Alcune settimane fa assegnammo un Bamba non vero ma un semplice prebamba a Mourinho con l’impegno di riprendercelo qualora l’Inter avesse fatto tripletta. Fu una operazione scaramantica? Sì.

Alcune settimane fa assegnammo un Bamba non vero ma un semplice prebamba a Mourinho con l’impegno di riprendercelo qualora l’Inter avesse fatto tripletta. Fu una operazione scaramantica? Sì. Sentivamo che questo fosse l’anno buono. Tuttavia, dato che non si sa mai, a nostro modo facemmo gli scongiuri; e ora siamo lieti di riportarci a casa quel mezzo bamba. Onore al merito di una grande squadra e del suo grandissimo comandante, per il quale confessiamo di avere stima e simpatia anche extracalcistiche.
Quando lo vedemmo per la prima volta sul teleschermo e lo udimmo in conferenza stampa, ne fummo conquistati. Soprattutto per una battuta che, detta da un portoghese giramondo al suo esordio come milanese d’adozione, dimostrava intelligenza e finezza psicologica: non sono un pirla. Mou era qui da cinque minuti e già aveva capito tutto. Dovendo lavorare in Italia, si era preparato a puntino per viverci non da straniero.
Non si è mai rivolto a un nostro connazionale se non in italiano, imparato bene e in fretta. Segno di volontà e personalità. Proprio le due qualità che egli poi ha trasfuso all’Inter consentendole di diventare ciò che è diventata: non soltanto una formazione di ottimi giocatori, ma una squadra tutta di un pezzo e con un cervello, anzi due uguali: quello di Mou e quello di Cambiasso, clonato, che in campo trasmetteva ai compagni gli ordini impartiti dalla panchina.
A Mourinho non piace il calcio italiano perché carente di sportività, organizzato male, isterico, ingiusto negli arbitri e nelle reazioni (del pubblico e dei giocatori e dei dirigenti) ai loro errori eccetera. Il bello, si fa per dire, è che il calcio italiano non piace per gli stessi motivi nemmeno agli italiani. Solo che lui lo dice e loro no, per questo lo detestano. Da noi la schiettezza non è apprezzata. Gli allenatori nostrani si adattano all’ipocrisia diffusa e usano un lessico democristiano, rigorosamente conformistico e un po’ pretesco. Non sono stupidi, tutt’altro, ma dicono stupidaggini: Mou no. Lui è l’eccezione che mette a disagio il branco. Però non è questa la ragione delle sue dimissioni, non ci credo. Lui se ne frega degli altri, giornalisti compresi, perché basta a se stesso. Se ne va perché in due anni di permanenza all’Inter ha vinto tutto, e più di così non potrebbe fare. Se rimanesse correrebbe il rischio di fare solo peggio, perché la bravura e la fortuna sono variabili (e deperibili).

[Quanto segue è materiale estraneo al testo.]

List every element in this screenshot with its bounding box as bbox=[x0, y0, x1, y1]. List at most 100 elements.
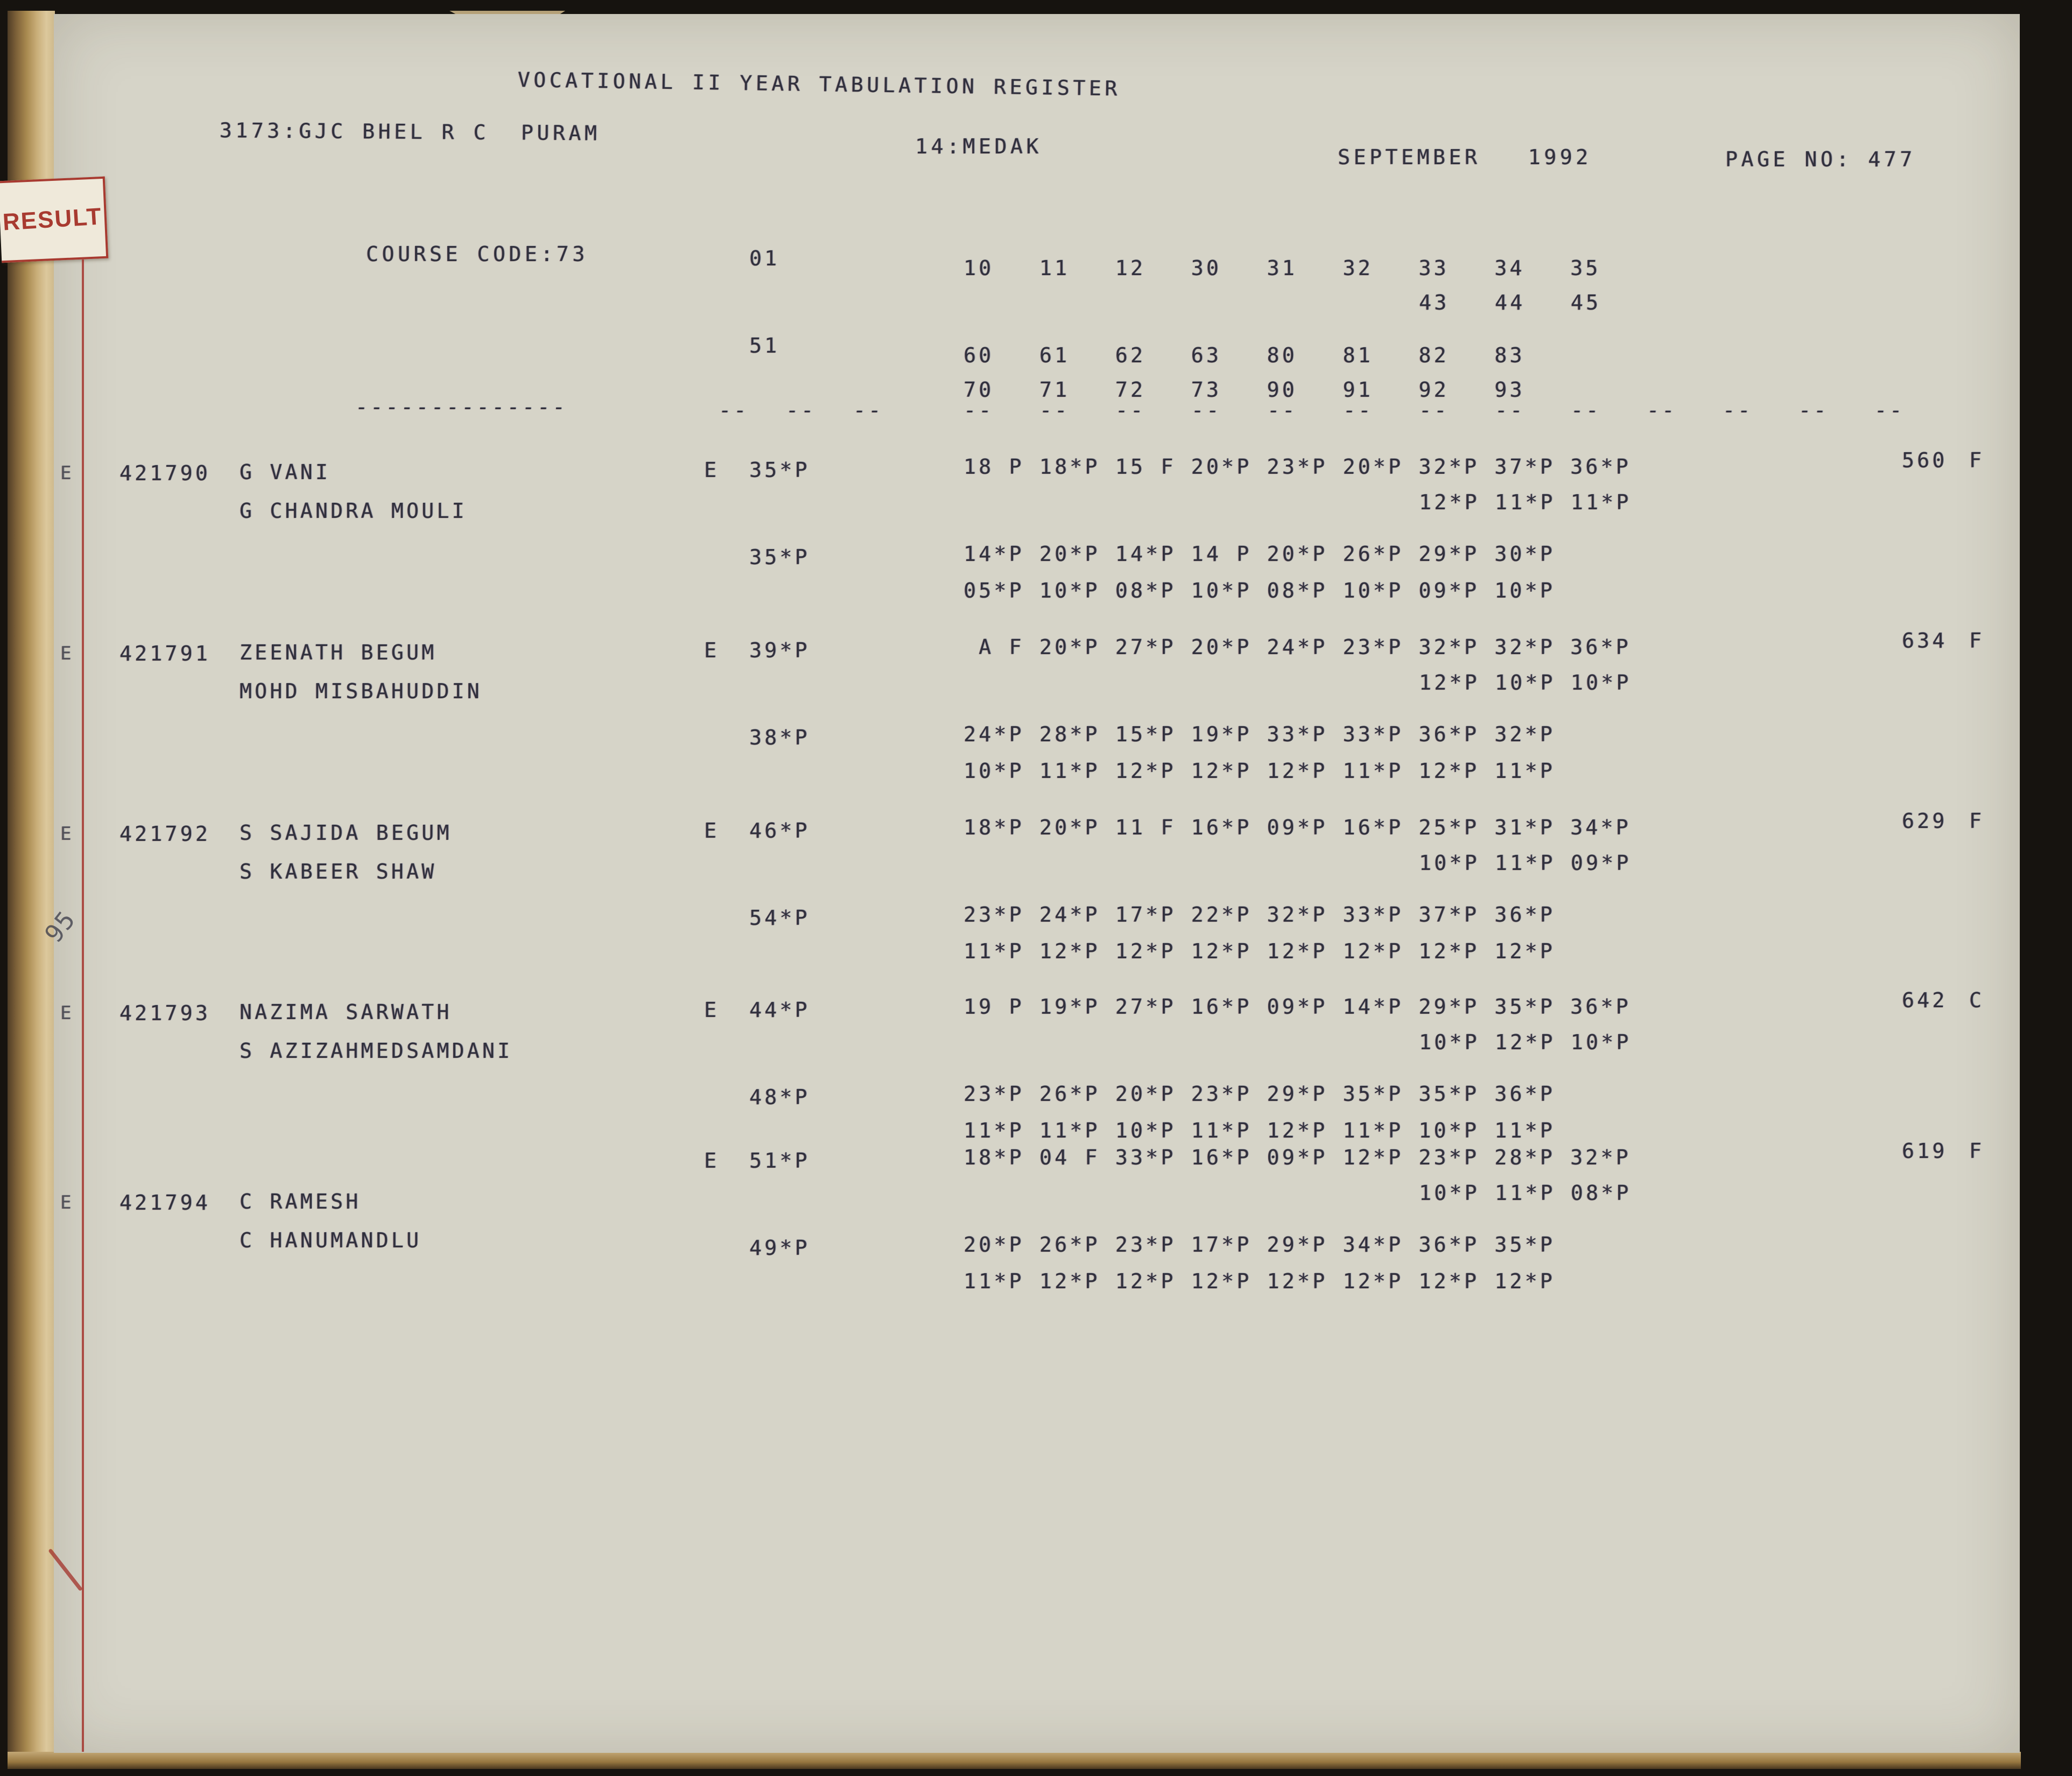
student-father-name: S AZIZAHMEDSAMDANI bbox=[240, 1039, 513, 1063]
exam-session: SEPTEMBER 1992 bbox=[1338, 145, 1592, 169]
student-grade-col: E bbox=[704, 638, 720, 662]
student-reg-no: 421793 bbox=[120, 1001, 211, 1025]
col-dash: -- bbox=[786, 398, 817, 422]
student-reg-flag: E bbox=[60, 1192, 74, 1213]
student-reg-no: 421791 bbox=[120, 642, 211, 665]
book-page-stack-bottom bbox=[8, 1752, 2021, 1769]
theory-marks-line1: 19 P 19*P 27*P 16*P 09*P 14*P 29*P 35*P … bbox=[964, 995, 1631, 1019]
result-tab: RESULT bbox=[0, 176, 109, 263]
marks-col-header-row1: 01 bbox=[749, 247, 780, 270]
practical-internal-marks: 54*P bbox=[749, 906, 810, 930]
student-name: C RAMESH bbox=[240, 1190, 361, 1213]
course-code-label: COURSE CODE:73 bbox=[366, 242, 588, 266]
practical-marks-line2: 11*P 12*P 12*P 12*P 12*P 12*P 12*P 12*P bbox=[964, 1269, 1555, 1293]
student-name: ZEENATH BEGUM bbox=[240, 641, 437, 664]
practical-internal-marks: 35*P bbox=[749, 545, 810, 569]
red-pen-scratch bbox=[48, 1548, 83, 1591]
student-reg-no: 421790 bbox=[120, 461, 211, 485]
col-dash: -- bbox=[1571, 398, 1602, 422]
student-result: F bbox=[1969, 809, 1985, 833]
col-dash: -- bbox=[1495, 398, 1526, 422]
student-reg-flag: E bbox=[60, 1002, 74, 1024]
student-reg-flag: E bbox=[60, 462, 74, 484]
register-page bbox=[54, 14, 2020, 1753]
practical-marks-line1: 20*P 26*P 23*P 17*P 29*P 34*P 36*P 35*P bbox=[964, 1233, 1555, 1256]
col-dash: -- bbox=[719, 398, 749, 422]
student-result: F bbox=[1969, 448, 1985, 472]
col-dash: -- bbox=[1647, 398, 1677, 422]
course-underline: -------------- bbox=[355, 395, 568, 419]
marks-col-header-row2: 51 bbox=[749, 334, 780, 357]
student-result: F bbox=[1969, 1139, 1985, 1163]
student-father-name: MOHD MISBAHUDDIN bbox=[240, 679, 482, 703]
student-reg-no: 421792 bbox=[120, 822, 211, 846]
theory-marks-line2: 10*P 11*P 08*P bbox=[1419, 1181, 1632, 1205]
page-title: VOCATIONAL II YEAR TABULATION REGISTER bbox=[517, 68, 1121, 101]
student-grade-col: E bbox=[704, 1149, 720, 1173]
col-dash: -- bbox=[1115, 398, 1146, 422]
theory-marks-line2: 10*P 11*P 09*P bbox=[1419, 851, 1632, 875]
col-dash: -- bbox=[1343, 398, 1374, 422]
student-total: 619 bbox=[1902, 1139, 1948, 1163]
practical-marks-line2: 05*P 10*P 08*P 10*P 08*P 10*P 09*P 10*P bbox=[964, 579, 1555, 602]
theory-marks-line1: A F 20*P 27*P 20*P 24*P 23*P 32*P 32*P 3… bbox=[964, 635, 1631, 659]
student-grade-col: E bbox=[704, 819, 720, 843]
student-total: 642 bbox=[1902, 988, 1948, 1012]
practical-marks-line2: 11*P 11*P 10*P 11*P 12*P 11*P 10*P 11*P bbox=[964, 1119, 1555, 1142]
subject-codes-row1b: 43 44 45 bbox=[1419, 291, 1602, 314]
theory-internal-marks: 51*P bbox=[749, 1149, 810, 1173]
student-result: C bbox=[1969, 988, 1985, 1012]
page-number: PAGE NO: 477 bbox=[1725, 148, 1916, 171]
theory-marks-line2: 12*P 11*P 11*P bbox=[1419, 490, 1632, 514]
student-name: G VANI bbox=[240, 460, 331, 484]
practical-internal-marks: 38*P bbox=[749, 726, 810, 749]
col-dash: -- bbox=[1191, 398, 1222, 422]
col-dash: -- bbox=[1799, 398, 1829, 422]
col-dash: -- bbox=[1039, 398, 1070, 422]
practical-marks-line2: 10*P 11*P 12*P 12*P 12*P 11*P 12*P 11*P bbox=[964, 759, 1555, 783]
student-total: 560 bbox=[1902, 448, 1948, 472]
col-dash: -- bbox=[1419, 398, 1450, 422]
student-reg-flag: E bbox=[60, 643, 74, 664]
book-page-stack-left bbox=[8, 11, 55, 1761]
practical-marks-line1: 23*P 26*P 20*P 23*P 29*P 35*P 35*P 36*P bbox=[964, 1082, 1555, 1106]
theory-internal-marks: 39*P bbox=[749, 638, 810, 662]
subject-codes-row1: 10 11 12 30 31 32 33 34 35 bbox=[964, 256, 1601, 280]
student-grade-col: E bbox=[704, 458, 720, 482]
margin-line bbox=[82, 259, 84, 1752]
student-father-name: S KABEER SHAW bbox=[240, 860, 437, 883]
pencil-annotation: 95 bbox=[39, 904, 82, 949]
district-code-name: 14:MEDAK bbox=[915, 135, 1042, 158]
theory-marks-line2: 10*P 12*P 10*P bbox=[1419, 1030, 1632, 1054]
student-name: S SAJIDA BEGUM bbox=[240, 821, 452, 845]
student-total: 634 bbox=[1902, 629, 1948, 652]
theory-internal-marks: 46*P bbox=[749, 819, 810, 843]
practical-marks-line1: 14*P 20*P 14*P 14 P 20*P 26*P 29*P 30*P bbox=[964, 542, 1555, 566]
col-dash: -- bbox=[964, 398, 994, 422]
theory-marks-line1: 18*P 20*P 11 F 16*P 09*P 16*P 25*P 31*P … bbox=[964, 816, 1631, 839]
col-dash: -- bbox=[853, 398, 884, 422]
subject-codes-row2b: 70 71 72 73 90 91 92 93 bbox=[964, 378, 1525, 402]
result-tab-label: RESULT bbox=[2, 203, 103, 236]
student-total: 629 bbox=[1902, 809, 1948, 833]
col-dash: -- bbox=[1723, 398, 1753, 422]
theory-internal-marks: 44*P bbox=[749, 998, 810, 1022]
student-result: F bbox=[1969, 629, 1985, 652]
theory-marks-line1: 18 P 18*P 15 F 20*P 23*P 20*P 32*P 37*P … bbox=[964, 455, 1631, 479]
col-dash: -- bbox=[1874, 398, 1905, 422]
student-reg-no: 421794 bbox=[120, 1191, 211, 1215]
practical-internal-marks: 48*P bbox=[749, 1085, 810, 1109]
practical-internal-marks: 49*P bbox=[749, 1236, 810, 1260]
theory-marks-line2: 12*P 10*P 10*P bbox=[1419, 671, 1632, 694]
student-name: NAZIMA SARWATH bbox=[240, 1000, 452, 1024]
col-dash: -- bbox=[1267, 398, 1298, 422]
practical-marks-line1: 23*P 24*P 17*P 22*P 32*P 33*P 37*P 36*P bbox=[964, 903, 1555, 926]
practical-marks-line2: 11*P 12*P 12*P 12*P 12*P 12*P 12*P 12*P bbox=[964, 939, 1555, 963]
theory-internal-marks: 35*P bbox=[749, 458, 810, 482]
practical-marks-line1: 24*P 28*P 15*P 19*P 33*P 33*P 36*P 32*P bbox=[964, 722, 1555, 746]
student-father-name: C HANUMANDLU bbox=[240, 1229, 422, 1252]
student-reg-flag: E bbox=[60, 823, 74, 845]
student-father-name: G CHANDRA MOULI bbox=[240, 499, 467, 523]
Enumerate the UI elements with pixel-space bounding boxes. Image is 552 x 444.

Fa bene Mou a trasferirsi in Spagna, al Real Madrid, per tentare di non annoiarsi. Finché si è giovani si combatte la noia di vivere con l’avventura. Buona avventura, amico. Ti seguiremo con interesse.
Dimenticavamo. Anche tu una piccola delusione ce l’hai data: quelle lacrime nel pieno del trionfo non appartengono allo stile del tuo personaggio ben recitato. Frutto di un normale cedimento umano o di un cedimento tipicamente italiano? Non importa.

Il fatto che anche tu, per un momento, sia stato un pirla, ci consola dell’addio.